Part of the Deep Dive: Data Governance Webinar Series
This talk will build on ongoing work by the Centre for Internet and Society of the CNRS and the Open Knowledge Foundation on the topic of sustainable data commons.
On the one hand, machine-reuse of openly licensed works and public domain works is crucial for AI model development, and has been used to create fully open training datasets like Common Corpus and Common Pile. On the other hand, open source AI also relies on web crawl data as well as mixed datasets, where complete openness of such training datasets may not be feasible or legally possible. Further, with growing use of generative AI (including open source GenAI models), rightsholders and data stewards are articulating new desires for attribution, reciprocity and sustainability when it comes to data reuse.
How must all this be factored into open source AI, without inadvertently enabling openwashing? In my talk, I draw from a recently published report, to present new licensing initiatives for training data that hold useful insights on data governance of open source AI.
Video transcript
Presenter: Ramya Chandrasekhar, Legal Researcher at the Center for Internet and Society (CNRS, Paris)
The Challenge
Foundation AI models are data-intensive, requiring large quantities of diverse data (text, image, audio, video) from the open web.

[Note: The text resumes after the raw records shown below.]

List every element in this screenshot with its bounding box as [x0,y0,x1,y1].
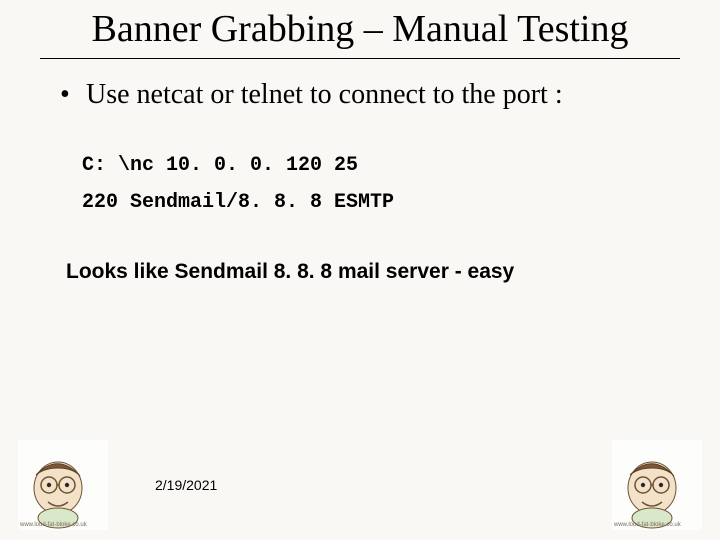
bullet-item: Use netcat or telnet to connect to the p… [58,77,662,112]
slide-date: 2/19/2021 [155,477,217,493]
slide-body: Use netcat or telnet to connect to the p… [58,77,662,284]
cartoon-credit-left: www.loud-fat-bloke.co.uk [20,522,87,528]
cartoon-face-icon [18,440,108,530]
code-block: C: \nc 10. 0. 0. 120 25 220 Sendmail/8. … [82,154,662,214]
code-command: C: \nc 10. 0. 0. 120 25 [82,154,662,177]
cartoon-credit-right: www.loud-fat-bloke.co.uk [614,522,681,528]
code-response: 220 Sendmail/8. 8. 8 ESMTP [82,191,662,214]
cartoon-image-right: www.loud-fat-bloke.co.uk [612,440,702,530]
slide-title: Banner Grabbing – Manual Testing [40,8,680,52]
cartoon-face-icon [612,440,702,530]
title-underline [40,58,680,59]
slide: Banner Grabbing – Manual Testing Use net… [0,8,720,540]
cartoon-image-left: www.loud-fat-bloke.co.uk [18,440,108,530]
conclusion-text: Looks like Sendmail 8. 8. 8 mail server … [66,260,662,284]
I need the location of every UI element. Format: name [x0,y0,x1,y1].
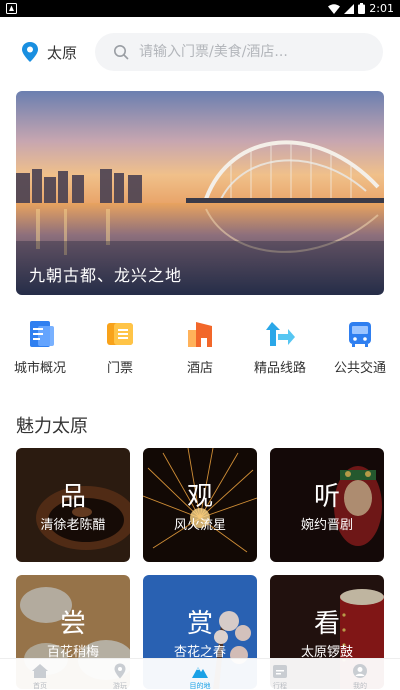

Common Crawl, a free repository of web data, is a primary source for training datasets used by organizations like EleutherAI, the Allen Institute for AI, and OpenAI.

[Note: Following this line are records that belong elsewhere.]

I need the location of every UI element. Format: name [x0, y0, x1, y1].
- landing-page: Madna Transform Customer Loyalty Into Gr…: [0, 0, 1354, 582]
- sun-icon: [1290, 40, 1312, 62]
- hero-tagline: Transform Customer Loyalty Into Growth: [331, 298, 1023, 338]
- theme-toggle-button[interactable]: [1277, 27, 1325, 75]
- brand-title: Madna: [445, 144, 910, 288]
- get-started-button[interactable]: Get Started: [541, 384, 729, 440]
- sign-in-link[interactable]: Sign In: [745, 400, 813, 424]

This creates two tensions:
- Data Availability: By 2028, the entire indexed web may be exhausted for AI training, raising questions about sustainable access to high-quality data.

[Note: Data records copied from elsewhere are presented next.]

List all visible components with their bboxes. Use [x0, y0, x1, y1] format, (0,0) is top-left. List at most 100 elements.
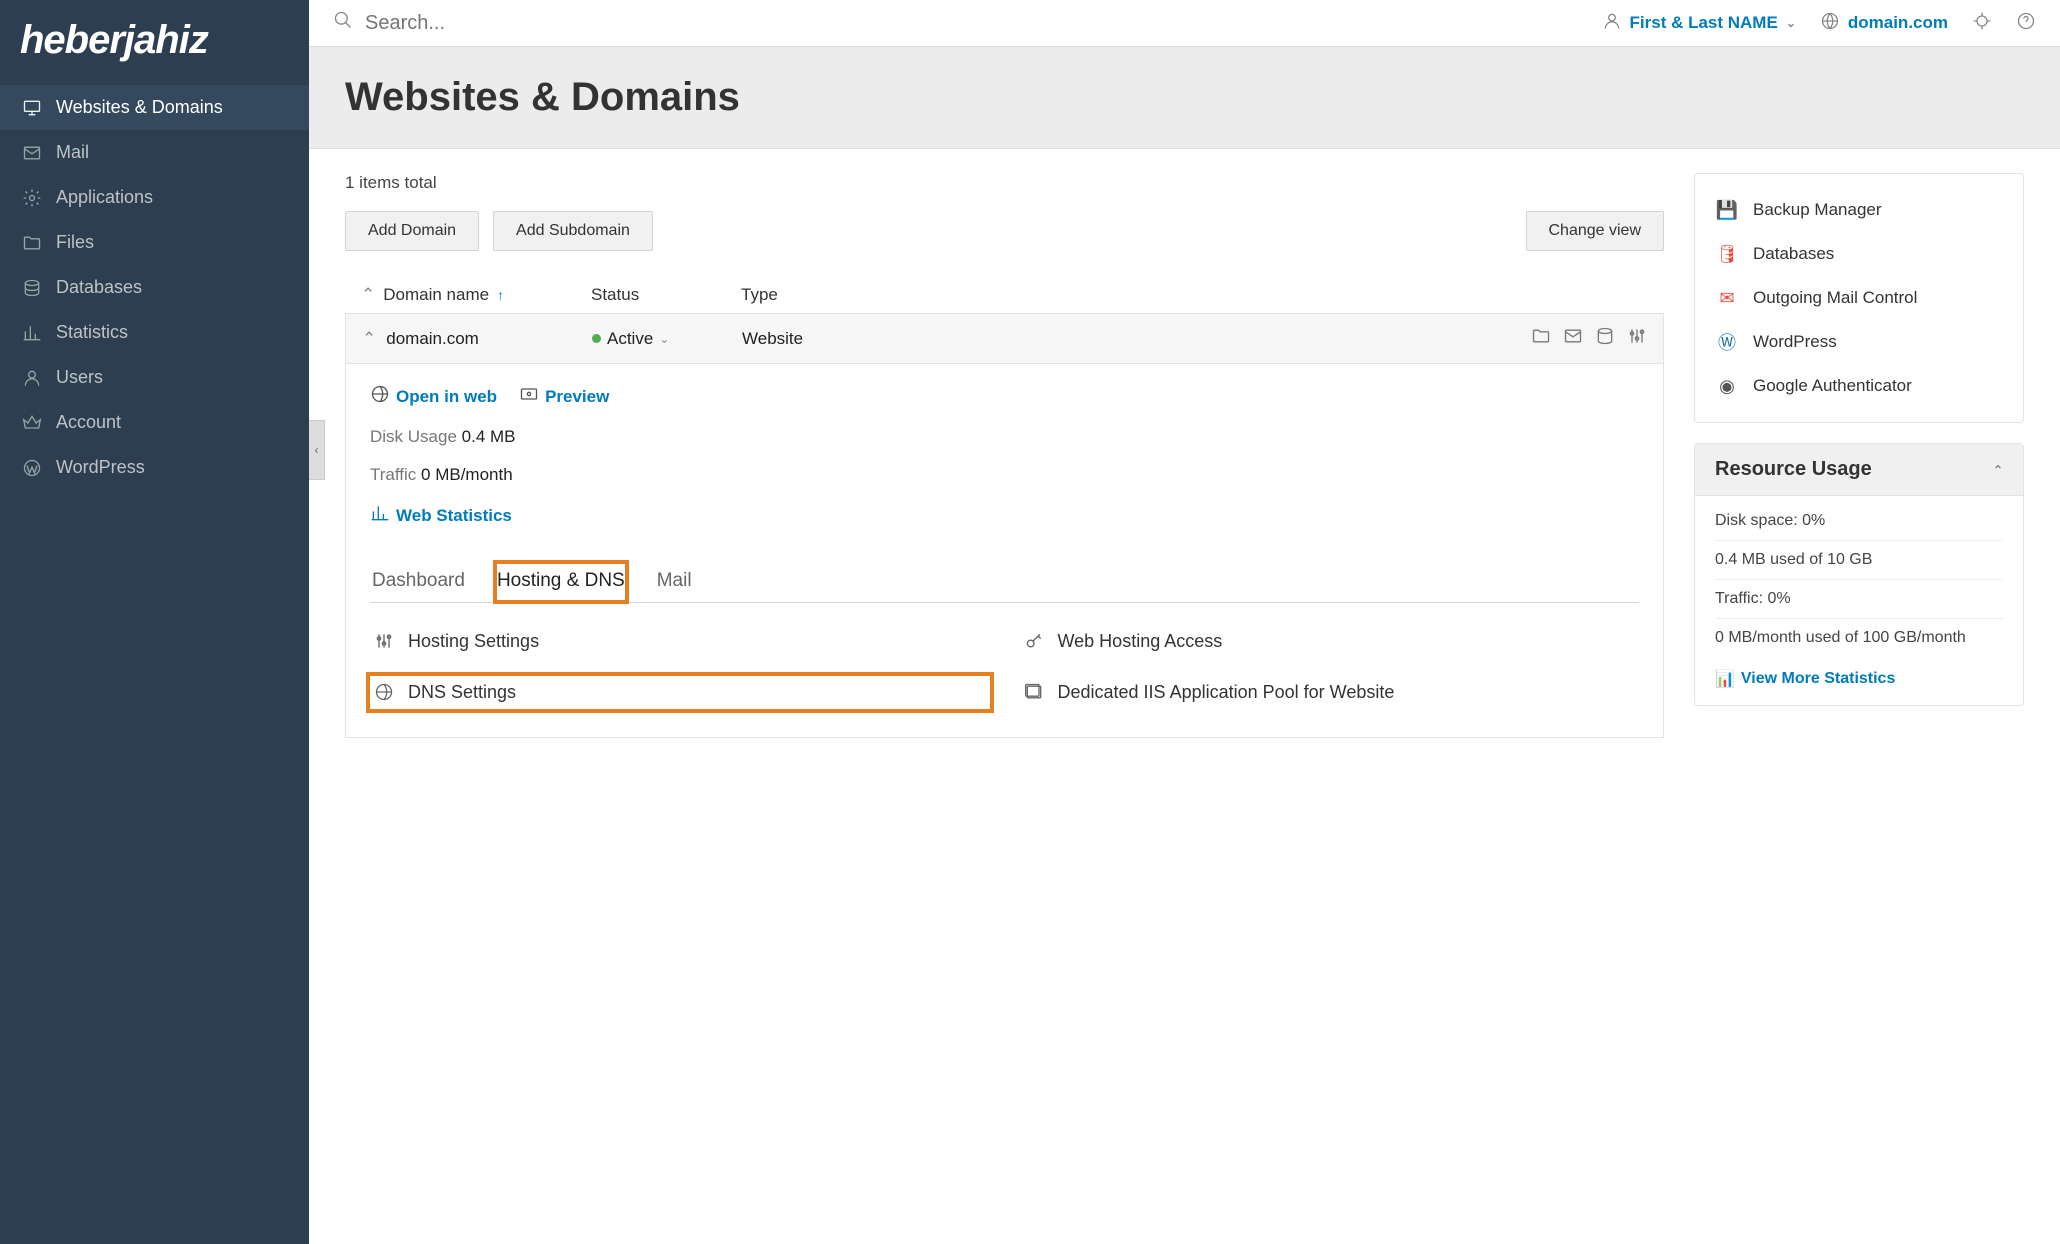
wordpress-link[interactable]: Ⓦ WordPress	[1695, 320, 2023, 364]
bars-icon	[370, 503, 390, 528]
sliders-icon	[374, 631, 396, 651]
google-authenticator-link[interactable]: ◉ Google Authenticator	[1695, 364, 2023, 408]
database-icon[interactable]	[1595, 326, 1615, 351]
side-panel: 💾 Backup Manager 🛢 Databases ✉ Outgoing …	[1694, 173, 2024, 738]
tools-card: 💾 Backup Manager 🛢 Databases ✉ Outgoing …	[1694, 173, 2024, 423]
user-icon	[1602, 11, 1622, 36]
hosting-settings-link[interactable]: Hosting Settings	[370, 625, 990, 658]
domain-menu[interactable]: domain.com	[1820, 11, 1948, 36]
wordpress-icon: Ⓦ	[1715, 330, 1739, 354]
preview-icon	[519, 384, 539, 409]
window-icon	[1024, 682, 1046, 702]
sidebar-item-label: Users	[56, 367, 103, 388]
search-wrap	[333, 10, 625, 36]
mail-icon: ✉	[1715, 286, 1739, 310]
sidebar-item-label: Mail	[56, 142, 89, 163]
help-icon[interactable]	[2016, 11, 2036, 36]
preview-link[interactable]: Preview	[519, 384, 609, 409]
open-in-web-link[interactable]: Open in web	[370, 384, 497, 409]
view-more-statistics-link[interactable]: 📊 View More Statistics	[1715, 669, 1895, 689]
web-statistics-link[interactable]: Web Statistics	[370, 503, 512, 528]
tab-dashboard[interactable]: Dashboard	[370, 562, 467, 602]
resource-usage-header[interactable]: Resource Usage ⌃	[1695, 444, 2023, 496]
sidebar: heberjahiz Websites & Domains Mail Appli…	[0, 0, 309, 1244]
database-icon	[20, 278, 44, 298]
expand-toggle-icon[interactable]: ⌃	[362, 329, 376, 349]
brand-logo: heberjahiz	[0, 0, 309, 85]
wordpress-icon	[20, 458, 44, 478]
outgoing-mail-link[interactable]: ✉ Outgoing Mail Control	[1695, 276, 2023, 320]
brand-name: heberjahiz	[20, 18, 208, 62]
domain-status: Active	[607, 329, 653, 349]
sidebar-item-label: Databases	[56, 277, 142, 298]
domain-row[interactable]: ⌃ domain.com Active ⌄ Website	[345, 313, 1664, 364]
bug-icon[interactable]	[1972, 11, 1992, 36]
disk-space-label: Disk space: 0%	[1715, 502, 2003, 541]
folder-icon	[20, 233, 44, 253]
search-icon	[333, 10, 353, 36]
table-header: ⌃ Domain name ↑ Status Type	[345, 277, 1664, 313]
items-total: 1 items total	[345, 173, 1664, 193]
user-menu[interactable]: First & Last NAME ⌄	[1602, 11, 1796, 36]
topbar: First & Last NAME ⌄ domain.com	[309, 0, 2060, 47]
key-icon	[1024, 631, 1046, 651]
web-hosting-access-link[interactable]: Web Hosting Access	[1020, 625, 1640, 658]
sidebar-item-label: Websites & Domains	[56, 97, 223, 118]
files-icon[interactable]	[1531, 326, 1551, 351]
sidebar-item-label: WordPress	[56, 457, 145, 478]
chart-icon: 📊	[1715, 669, 1735, 689]
sidebar-collapse-handle[interactable]: ‹	[309, 420, 325, 480]
tab-mail[interactable]: Mail	[655, 562, 694, 602]
disk-usage-value: 0.4 MB	[462, 427, 516, 446]
add-domain-button[interactable]: Add Domain	[345, 211, 479, 251]
change-view-button[interactable]: Change view	[1526, 211, 1665, 251]
backup-icon: 💾	[1715, 198, 1739, 222]
settings-icon[interactable]	[1627, 326, 1647, 351]
dedicated-iis-link[interactable]: Dedicated IIS Application Pool for Websi…	[1020, 676, 1640, 709]
sort-asc-icon[interactable]: ↑	[497, 287, 504, 303]
search-input[interactable]	[365, 12, 625, 35]
page-title: Websites & Domains	[345, 75, 2024, 120]
dns-settings-link[interactable]: DNS Settings	[370, 676, 990, 709]
col-type[interactable]: Type	[741, 285, 1648, 305]
traffic-label: Traffic	[370, 465, 416, 484]
sidebar-item-mail[interactable]: Mail	[0, 130, 309, 175]
gear-icon	[20, 188, 44, 208]
page-header: Websites & Domains	[309, 47, 2060, 149]
mail-icon	[20, 143, 44, 163]
sidebar-item-wordpress[interactable]: WordPress	[0, 445, 309, 490]
disk-space-detail: 0.4 MB used of 10 GB	[1715, 541, 2003, 580]
domain-detail: Open in web Preview Disk Usage 0.4 MB Tr…	[345, 364, 1664, 738]
main: First & Last NAME ⌄ domain.com Websites …	[309, 0, 2060, 1244]
sidebar-item-label: Account	[56, 412, 121, 433]
chevron-down-icon: ⌄	[1786, 16, 1796, 30]
sidebar-item-account[interactable]: Account	[0, 400, 309, 445]
user-name: First & Last NAME	[1630, 13, 1778, 33]
user-icon	[20, 368, 44, 388]
domain-type: Website	[742, 329, 1531, 349]
sidebar-item-label: Statistics	[56, 322, 128, 343]
sidebar-item-websites-domains[interactable]: Websites & Domains	[0, 85, 309, 130]
mail-icon[interactable]	[1563, 326, 1583, 351]
bars-icon	[20, 323, 44, 343]
sidebar-item-databases[interactable]: Databases	[0, 265, 309, 310]
collapse-all-icon[interactable]: ⌃	[361, 285, 375, 305]
globe-icon	[374, 682, 396, 702]
chevron-up-icon: ⌃	[1993, 463, 2003, 477]
add-subdomain-button[interactable]: Add Subdomain	[493, 211, 653, 251]
databases-link[interactable]: 🛢 Databases	[1695, 232, 2023, 276]
globe-icon	[370, 384, 390, 409]
sidebar-item-label: Applications	[56, 187, 153, 208]
chevron-down-icon[interactable]: ⌄	[659, 332, 669, 346]
col-domain-name[interactable]: Domain name	[383, 285, 489, 305]
sidebar-item-users[interactable]: Users	[0, 355, 309, 400]
backup-manager-link[interactable]: 💾 Backup Manager	[1695, 188, 2023, 232]
tab-hosting-dns[interactable]: Hosting & DNS	[495, 562, 627, 602]
disk-usage-label: Disk Usage	[370, 427, 457, 446]
sidebar-item-files[interactable]: Files	[0, 220, 309, 265]
col-status[interactable]: Status	[591, 285, 741, 305]
sidebar-item-applications[interactable]: Applications	[0, 175, 309, 220]
database-icon: 🛢	[1715, 242, 1739, 266]
sidebar-item-statistics[interactable]: Statistics	[0, 310, 309, 355]
domain-name: domain.com	[386, 329, 479, 349]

- Creator Rights: Data from the open web is created by individuals and communities who have expectations about how their work should be used, expressed through copyright, moral frameworks, and social contracts.
Limitations of Existing Licenses
Traditional permissive licenses (CC-BY, Apache, BSD) and copyleft licenses (CC-ShareAlike, GPL, AGPL) face challenges when applied to AI training data:
- Attribution: Unclear how attribution requirements transfer through the AI training lifecycle
- ShareAlike: No legal certainty on how copyleft obligations apply from training data to model outputs
- Sustainability: Public domain content (like Wikipedia) faces infrastructure strain from bot access
- Enforcement: Resource-intensive for individual creators to track violations
Emerging License Categories
1. Responsible AI Licenses
RAIL and OpenRAIL Licenses
- Preserve open-source transparency while addressing AI-specific harms
- Include behavioral use restrictions (e.g., prohibiting military use, discriminatory applications, hate speech)
- Require downstream transmission of restrictions
Montreal License
- Creates granular taxonomy for data use in AI/ML contexts
- Distinguishes between:
- Standalone data rights: access, tagging, distribution, re-representation
- AI-specific rights: benchmarking, research, internal use, output commercialization, model commercialization
New Open Data Commons License
- Addresses “mixed datasets” containing both personal and non-personal data
- Compulsory elements:
- Privacy pledge (GDPR compliance)
- Right to erasure commitments
- Optional elements:
- Confidentiality and scope restrictions
- Financial contributions for dataset maintenance
2. Alternative Approaches
AI2 Impact License (Allen Institute for AI)
- Risk-based framework: datasets classified as high, medium, or low risk
- Requires derivative impact reports documenting new uses
- Public registry of license violators
- Note: Initially applied to Dolma dataset but later switched to more permissive ODBL license due to community pushback
Noitu Bodo License (University of Pretoria)
- Created for African language datasets
- Tiered copyleft addressing equity gaps:
- Developing country licensees: Standard sharealike, royalty-free access, commercial use allowed outside Africa
- Global North licensees: Stronger sharealike obligations, must provide benefits (financial compensation, partnerships, know-how sharing)
Key Insights
These new licenses:
- Draw inspiration from existing open-source architecture and inverse copyright logic
- Recognize limitations of traditional licenses in the AI context
- Provide additional granular options for licensors
- Address unique challenges: privacy risks, extraction problems, power asymmetries
Three Dimensions of Data Openness
- Technical Openness: Vibrant digital public domain and permissive licensing
- Community Data Sovereignty: Respecting desires of communities who create and steward datasets
- Limits on Extractivism: Restricting well-resourced actors from dominating AI development
Conclusion
License proliferation, while creating compatibility and enforceability challenges, can be productive. It helps articulate reciprocity, attribution, and sustainability concerns from different communities. A one-size-fits-all approach may not work for all training datasets—instead, different licensing options can work together depending on the dataset type, community stakeholders, and intended use.
Friction can be productive and necessary to ensure the open web remains available for AI training while ensuring responsible data reuse.